Une étude récente de l’Institut International pour l’Analyse des Systèmes Appliqués (IIASA), diffusée par Mobile Reporter en collaboration avec avec The European Data Journalism Network4, montre qu’environ 10.000 personnes en Europe meurent prématurément chaque année en raison de la pollution aux NOx qui est causée par les voitures à moteur diesel. La moitié de ces décès est due à des émissions dépassant les limites européennes et sont la conséquence directe des évaluations truquées sur l’impact environnemental des voitures. Celles-ci ont attiré l’attention de l’opinion publique en 2015, au moment du scandale Volkswagen.
Le “dieselgate” s’en est suivi.
Une étude collaborative, couvrant les 28 États membres de l’UE, la Norvège et la Suisse entre 2010 et 2017, a été menée par l’Institut norvégien de météorologie (MetNorway), en coopération avec l’IIASA en Autriche et le Département de l’espace, de la Terre et de l’environnement de l’Ecole polytechnique Chalmers en Suède.
Cette étude est la première de son genre a quantifier avec précision les décès prématurés dans chaque pays européen, en comparant les différents niveaux de danger qui menacent les citoyens selon l’État dans lequel ils se trouvent.
Dans le classement européen du nombre de décès, la France se trouve au quatrième rang après l’Allemagne et l’Italie et l’Autriche. 70% des victimes sont originaires de ces quatre pays, en raison du nombre important d’automobiles diesel qu’on y dénombre et de leur démographie importante : 50 % des Européens y habitent.
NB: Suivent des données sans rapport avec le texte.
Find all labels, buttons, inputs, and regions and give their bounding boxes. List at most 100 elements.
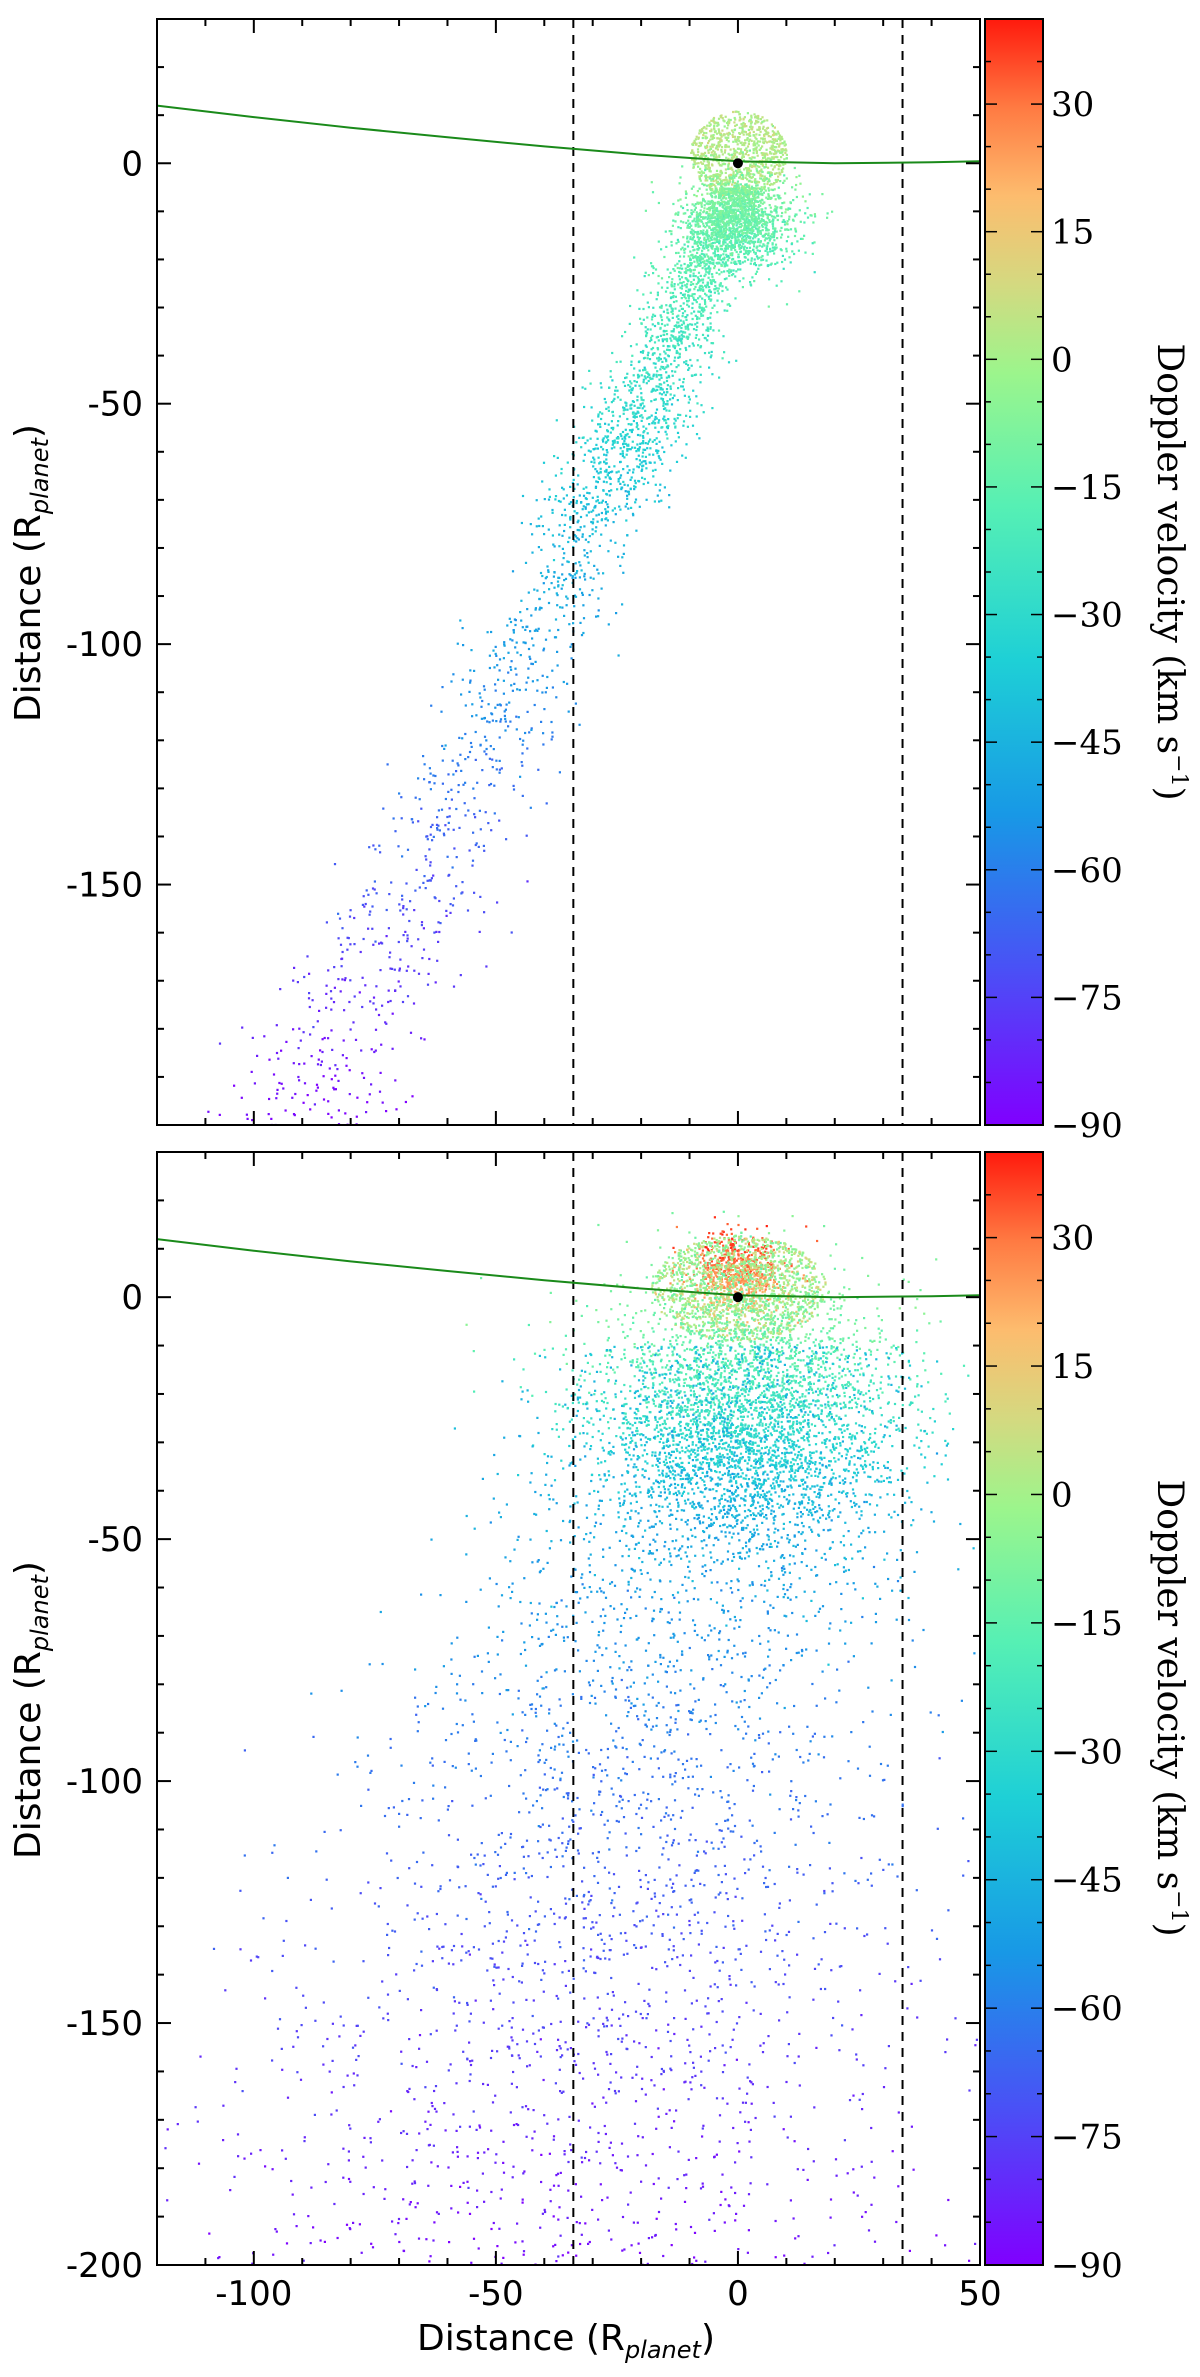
particle-point (635, 415, 638, 418)
particle-point (591, 419, 594, 422)
particle-point (775, 172, 778, 175)
particle-point (738, 245, 741, 248)
particle-point (738, 113, 741, 116)
particle-point (775, 139, 778, 142)
particle-point (584, 507, 587, 510)
particle-point (697, 297, 700, 300)
particle-point (784, 151, 787, 155)
particle-point (575, 540, 578, 543)
particle-point (750, 259, 753, 262)
particle-point (524, 561, 528, 564)
particle-point (761, 116, 764, 119)
particle-point (770, 123, 773, 126)
particle-point (589, 437, 592, 440)
particle-point (703, 253, 706, 256)
particle-point (746, 170, 749, 173)
particle-point (435, 930, 438, 933)
particle-point (606, 503, 609, 506)
particle-point (727, 124, 730, 127)
particle-point (723, 309, 726, 312)
particle-point (713, 237, 716, 240)
particle-point (710, 342, 713, 345)
particle-point (717, 223, 720, 226)
particle-point (621, 335, 624, 338)
particle-point (752, 242, 756, 245)
particle-point (775, 209, 778, 212)
particle-point (722, 243, 725, 246)
particle-point (770, 215, 773, 218)
particle-point (605, 470, 608, 473)
particle-point (743, 203, 747, 206)
particle-point (721, 300, 724, 303)
particle-point (547, 569, 550, 572)
particle-point (773, 138, 776, 141)
particle-point (460, 693, 463, 696)
particle-point (423, 778, 426, 781)
particle-point (449, 903, 452, 906)
particle-point (693, 231, 697, 234)
particle-point (713, 183, 716, 186)
particle-point (695, 162, 698, 165)
particle-point (734, 218, 737, 221)
particle-point (716, 122, 720, 125)
particle-point (298, 1027, 301, 1030)
particle-point (722, 179, 725, 182)
particle-point (710, 217, 713, 220)
particle-point (684, 212, 687, 215)
particle-point (707, 221, 710, 224)
particle-point (299, 1039, 302, 1042)
particle-point (574, 562, 577, 565)
particle-point (689, 250, 692, 253)
particle-point (353, 995, 356, 998)
particle-point (761, 225, 764, 228)
particle-point (743, 200, 747, 203)
particle-point (408, 919, 411, 923)
particle-point (652, 267, 655, 270)
particle-point (685, 221, 688, 224)
particle-point (457, 790, 460, 794)
particle-point (729, 252, 732, 255)
particle-point (692, 210, 695, 213)
particle-point (688, 398, 691, 401)
particle-point (757, 204, 761, 207)
particle-point (645, 427, 648, 430)
particle-point (634, 486, 637, 489)
particle-point (458, 736, 461, 739)
particle-point (529, 523, 532, 526)
particle-point (561, 547, 564, 550)
particle-point (339, 943, 343, 946)
particle-point (739, 174, 742, 177)
particle-point (580, 634, 584, 637)
particle-point (499, 718, 503, 721)
particle-point (446, 815, 449, 819)
particle-point (336, 1068, 339, 1071)
particle-point (550, 720, 553, 724)
particle-point (696, 219, 699, 222)
particle-point (764, 178, 767, 181)
particle-point (710, 163, 714, 166)
particle-point (735, 241, 738, 244)
particle-point (666, 348, 670, 351)
particle-point (727, 234, 730, 237)
particle-point (402, 934, 405, 937)
particle-point (641, 465, 644, 468)
particle-point (587, 541, 590, 544)
particle-point (774, 152, 777, 155)
particle-point (619, 482, 622, 485)
particle-point (730, 261, 733, 264)
particle-point (719, 248, 723, 251)
particle-point (710, 354, 713, 357)
particle-point (785, 222, 788, 225)
particle-point (702, 184, 706, 187)
particle-point (694, 336, 697, 339)
particle-point (569, 501, 573, 504)
particle-point (707, 257, 711, 260)
particle-point (758, 226, 761, 229)
particle-point (466, 909, 470, 912)
particle-point (731, 135, 735, 138)
particle-point (654, 268, 658, 271)
particle-point (776, 142, 779, 146)
particle-point (716, 261, 719, 264)
particle-point (583, 572, 586, 575)
particle-point (641, 402, 644, 405)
Les Pays-Bas, la Pologne, l’Espagne, la Belgique, la Suisse et la Hongrie sont dans le top 10 des pays européens touchés. Les 20 pays restant représentent 23 % de la population européenne mais à peine 10 % des décès prématurés. En Norvège, en Finlande et à Chypre, les risques sont au plus 14 fois inférieurs à la moyenne européenne.
Comme le déclare l’expert des transports de l’IIASA, Boken-Klefeld, « si les voitures diesel avaient respecté les normes européennes en matière d’émissions, environ 5.000 décès prématurés auraient été évités et 7.500 vies auraient été épargnées (soit 80% de l’ensemble) si les moteurs diesel émettaient autant d’oxydes d’azote que les moteurs à essence ». Les limites établies par l’Union Européenne sont en effet bien plus strictes pour les voitures à essence que pour celles au diesel.
Le dépassement des plafonds résulte de failles dans le système de surveillance environnemental européen. Les producteurs automobiles doivent maintenant prouver aux agences nationales de contrôle que leurs véhicules respectent les limites contraignantes, appelées normes “Euro”. Heureusement, au fil du temps, l’UE les a rendues plus sévères (celles de la norme “Euro 6” étant les plus drastiques) pour que les moyens de transports sur route deviennent progressivement propres. Cependant jusqu’ici, ce mécanisme de certification reposait sur des tests de laboratoire obsolètes. L’affaire Volkswagen a quand même fini par contraindre les gouvernements et le secteur automobile à admettre la vérité : les émissions en conditions réelles sont bien plus élevées que les valeurs de laboratoire, certaines dépassant de 400 % les limites “Euro”.
Suite à l’indignation publique provoquée par le scandale, l’UE a accéléré la mise en place de tests sur route, visant à assurer des mesures plus réalistes des émissions automobiles. La nouvelle procédure obligatoire vient d’entrer en vigueur pour les nouveaux modèles. Mais elle ne s’appliquera à tous les véhicules que… dans deux ans.
Le responsable de l’étude de l’IIASA conclut : « Nous avons pu faire une estimation approximative du nombre de décès prématurés entre 2010 et 2017 et en sommes arrivés à une fourchette comprise entre 6.000 et 13.000 personnes … Nous nous sommes intentionnellement concentrés sur les décès liés aux NOx. Si nous devions tenir compte de tous les polluants, nous serions arrivés à un chiffre bien plus important » [4].
[1] Association nationale de défense des victimes de l’amiante.
[2] Le Monde, 04/07/2017.
[3] http://www.europarl.europa.eu/sides/getDoc.do?type=TA&reference=P8-TA-2017-0287&language=FR&ring=A8-2017-0214
[4] Une étude précédente réalisée avec le Conseil international pour le transport propre (ICCT) et publiée sur la revue Nature, a estimé que 6.800 Européens sont décédés prématurément en 2015 en conséquence de l’émission de NOx au-delà des limites européennes.